ONU Femmes a appelé à plusieurs reprises à la protection des femmes et des filles à Gaza et a condamné les frappes israéliennes là-bas, qui, selon les autorités sanitaires de Gaza, ont tué plus de 15 000 personnes. Le 20 octobre, près de deux semaines après l’attaque du Hamas contre Israël qui, selon les autorités, a tué environ 1 200 civils, dont de nombreuses femmes et enfants, a indiqué ONU Femmes. a fait la promotion de sa découverte que près de 500 000 filles et femmes palestiniennes avaient été déplacées de leurs foyers, et il a réitéré son appel à un cessez-le-feu.

Le groupe n’a publié aucune publication sur les réseaux sociaux traitant de la violence sexuelle lors des attaques du Hamas jusqu’au 24 novembre, date à laquelle il posté sur X, anciennement Twitter : « Nous restons alarmés par les rapports de violence sexiste du 7 octobre et appelons à une enquête rigoureuse, donnant la priorité aux droits, aux besoins et à la sécurité des personnes concernées. » Vendredi soir dernier, l’organisation a publié un déclaration plus longue sur Instagram, où se concentre une grande partie du plaidoyer numérique des femmes israéliennes et juives.
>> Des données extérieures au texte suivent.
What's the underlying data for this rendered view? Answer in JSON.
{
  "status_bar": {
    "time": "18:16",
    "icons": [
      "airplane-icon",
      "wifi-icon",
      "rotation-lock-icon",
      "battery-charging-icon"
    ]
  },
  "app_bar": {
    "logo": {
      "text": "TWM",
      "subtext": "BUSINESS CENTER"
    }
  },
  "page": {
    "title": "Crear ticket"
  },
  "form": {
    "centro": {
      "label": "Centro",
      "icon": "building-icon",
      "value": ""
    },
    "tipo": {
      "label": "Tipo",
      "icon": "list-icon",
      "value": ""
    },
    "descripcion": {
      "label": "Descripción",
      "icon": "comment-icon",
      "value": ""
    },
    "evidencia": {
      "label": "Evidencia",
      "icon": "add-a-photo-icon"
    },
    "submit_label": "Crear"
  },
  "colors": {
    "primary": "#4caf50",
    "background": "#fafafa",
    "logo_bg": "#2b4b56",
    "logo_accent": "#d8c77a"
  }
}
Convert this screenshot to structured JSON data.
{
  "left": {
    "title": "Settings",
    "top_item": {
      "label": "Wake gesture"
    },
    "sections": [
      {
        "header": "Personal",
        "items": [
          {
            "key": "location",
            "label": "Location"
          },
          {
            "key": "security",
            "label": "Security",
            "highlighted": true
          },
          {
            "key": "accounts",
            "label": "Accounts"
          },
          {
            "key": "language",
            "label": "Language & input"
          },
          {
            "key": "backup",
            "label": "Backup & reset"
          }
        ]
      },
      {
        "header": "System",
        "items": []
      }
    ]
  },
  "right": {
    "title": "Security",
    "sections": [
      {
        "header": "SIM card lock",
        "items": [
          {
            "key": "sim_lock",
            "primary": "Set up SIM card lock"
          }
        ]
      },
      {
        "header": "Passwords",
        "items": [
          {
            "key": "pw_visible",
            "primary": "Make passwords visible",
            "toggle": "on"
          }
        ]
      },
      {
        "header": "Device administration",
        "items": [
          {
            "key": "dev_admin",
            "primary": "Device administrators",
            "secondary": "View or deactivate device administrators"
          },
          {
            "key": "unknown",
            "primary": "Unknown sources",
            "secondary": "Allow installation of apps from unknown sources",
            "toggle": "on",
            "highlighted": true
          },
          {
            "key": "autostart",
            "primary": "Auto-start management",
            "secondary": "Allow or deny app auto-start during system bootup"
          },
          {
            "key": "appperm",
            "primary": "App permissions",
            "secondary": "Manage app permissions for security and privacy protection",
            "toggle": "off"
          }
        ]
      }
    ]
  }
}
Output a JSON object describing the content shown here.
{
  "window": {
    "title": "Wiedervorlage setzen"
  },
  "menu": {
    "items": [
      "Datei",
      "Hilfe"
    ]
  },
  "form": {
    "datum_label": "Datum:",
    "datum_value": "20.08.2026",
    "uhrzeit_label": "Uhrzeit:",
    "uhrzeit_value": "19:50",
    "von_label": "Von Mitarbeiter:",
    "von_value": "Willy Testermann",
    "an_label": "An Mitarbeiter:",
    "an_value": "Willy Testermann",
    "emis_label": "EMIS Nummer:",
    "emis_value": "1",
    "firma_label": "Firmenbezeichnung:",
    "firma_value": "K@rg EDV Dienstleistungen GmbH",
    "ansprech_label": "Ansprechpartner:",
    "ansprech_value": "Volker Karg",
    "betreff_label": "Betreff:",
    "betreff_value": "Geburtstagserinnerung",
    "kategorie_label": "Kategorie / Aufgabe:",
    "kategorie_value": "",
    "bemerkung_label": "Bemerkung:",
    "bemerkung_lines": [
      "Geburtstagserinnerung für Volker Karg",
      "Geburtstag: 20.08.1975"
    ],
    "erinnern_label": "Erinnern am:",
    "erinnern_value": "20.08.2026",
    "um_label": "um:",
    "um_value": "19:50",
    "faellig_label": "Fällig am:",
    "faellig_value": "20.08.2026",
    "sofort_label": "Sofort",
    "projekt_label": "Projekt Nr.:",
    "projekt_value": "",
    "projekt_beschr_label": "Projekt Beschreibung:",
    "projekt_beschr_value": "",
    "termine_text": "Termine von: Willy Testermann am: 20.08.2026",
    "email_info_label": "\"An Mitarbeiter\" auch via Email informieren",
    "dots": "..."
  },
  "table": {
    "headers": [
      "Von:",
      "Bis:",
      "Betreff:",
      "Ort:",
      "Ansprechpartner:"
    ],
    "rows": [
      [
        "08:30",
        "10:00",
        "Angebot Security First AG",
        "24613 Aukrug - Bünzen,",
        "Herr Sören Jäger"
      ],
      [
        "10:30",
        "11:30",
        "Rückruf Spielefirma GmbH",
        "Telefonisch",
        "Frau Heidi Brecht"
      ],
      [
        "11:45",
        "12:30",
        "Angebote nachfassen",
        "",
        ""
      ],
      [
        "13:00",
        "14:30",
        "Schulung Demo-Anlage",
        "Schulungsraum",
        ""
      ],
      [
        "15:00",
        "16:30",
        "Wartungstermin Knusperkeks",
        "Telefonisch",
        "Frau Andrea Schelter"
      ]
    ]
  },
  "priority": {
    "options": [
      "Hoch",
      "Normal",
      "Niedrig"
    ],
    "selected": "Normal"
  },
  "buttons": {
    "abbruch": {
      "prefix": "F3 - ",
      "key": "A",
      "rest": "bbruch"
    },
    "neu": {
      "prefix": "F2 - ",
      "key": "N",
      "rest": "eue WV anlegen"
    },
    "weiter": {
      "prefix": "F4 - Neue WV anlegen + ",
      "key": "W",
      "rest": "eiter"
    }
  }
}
De nombreuses femmes impliquées dans les manifestations contre l’ONU n’ont pas été apaisées par cette déclaration. “C’est trop peu et trop tard pour nous”, a déclaré Danielle Ofek, fondatrice de l’organisation militante #MeToo Sauf si tu es juif. “Ils ont légitimé la violence sexuelle comme arme de guerre, et ce n’est pas acceptable.”

Le groupe de Mme Ofek a érigé des panneaux publicitaires à Times Square avec des images de visages de femmes israéliennes, dont certaines qui ont été kidnappées à Gaza le 7 octobre, portant les mots : « ONU, votre silence est INCROYABLE, IMPardonnable, INjustifié ».

Lors de la manifestation près de l’ONU, organisée par un certain nombre d’organisations juives, B. Getter tenait une affiche qui reformulait une question longtemps posée aux femmes qui disaient avoir été violées : « Que portiez-vous ? dans une nouvelle version : « Quel passeport aviez-vous ? »

« Nous avons défendu tant de femmes différentes et tant de pays différents lorsque leurs droits humains ont été bafoués », a déclaré Mx. Getter a déclaré: “et personne ne nous défend.”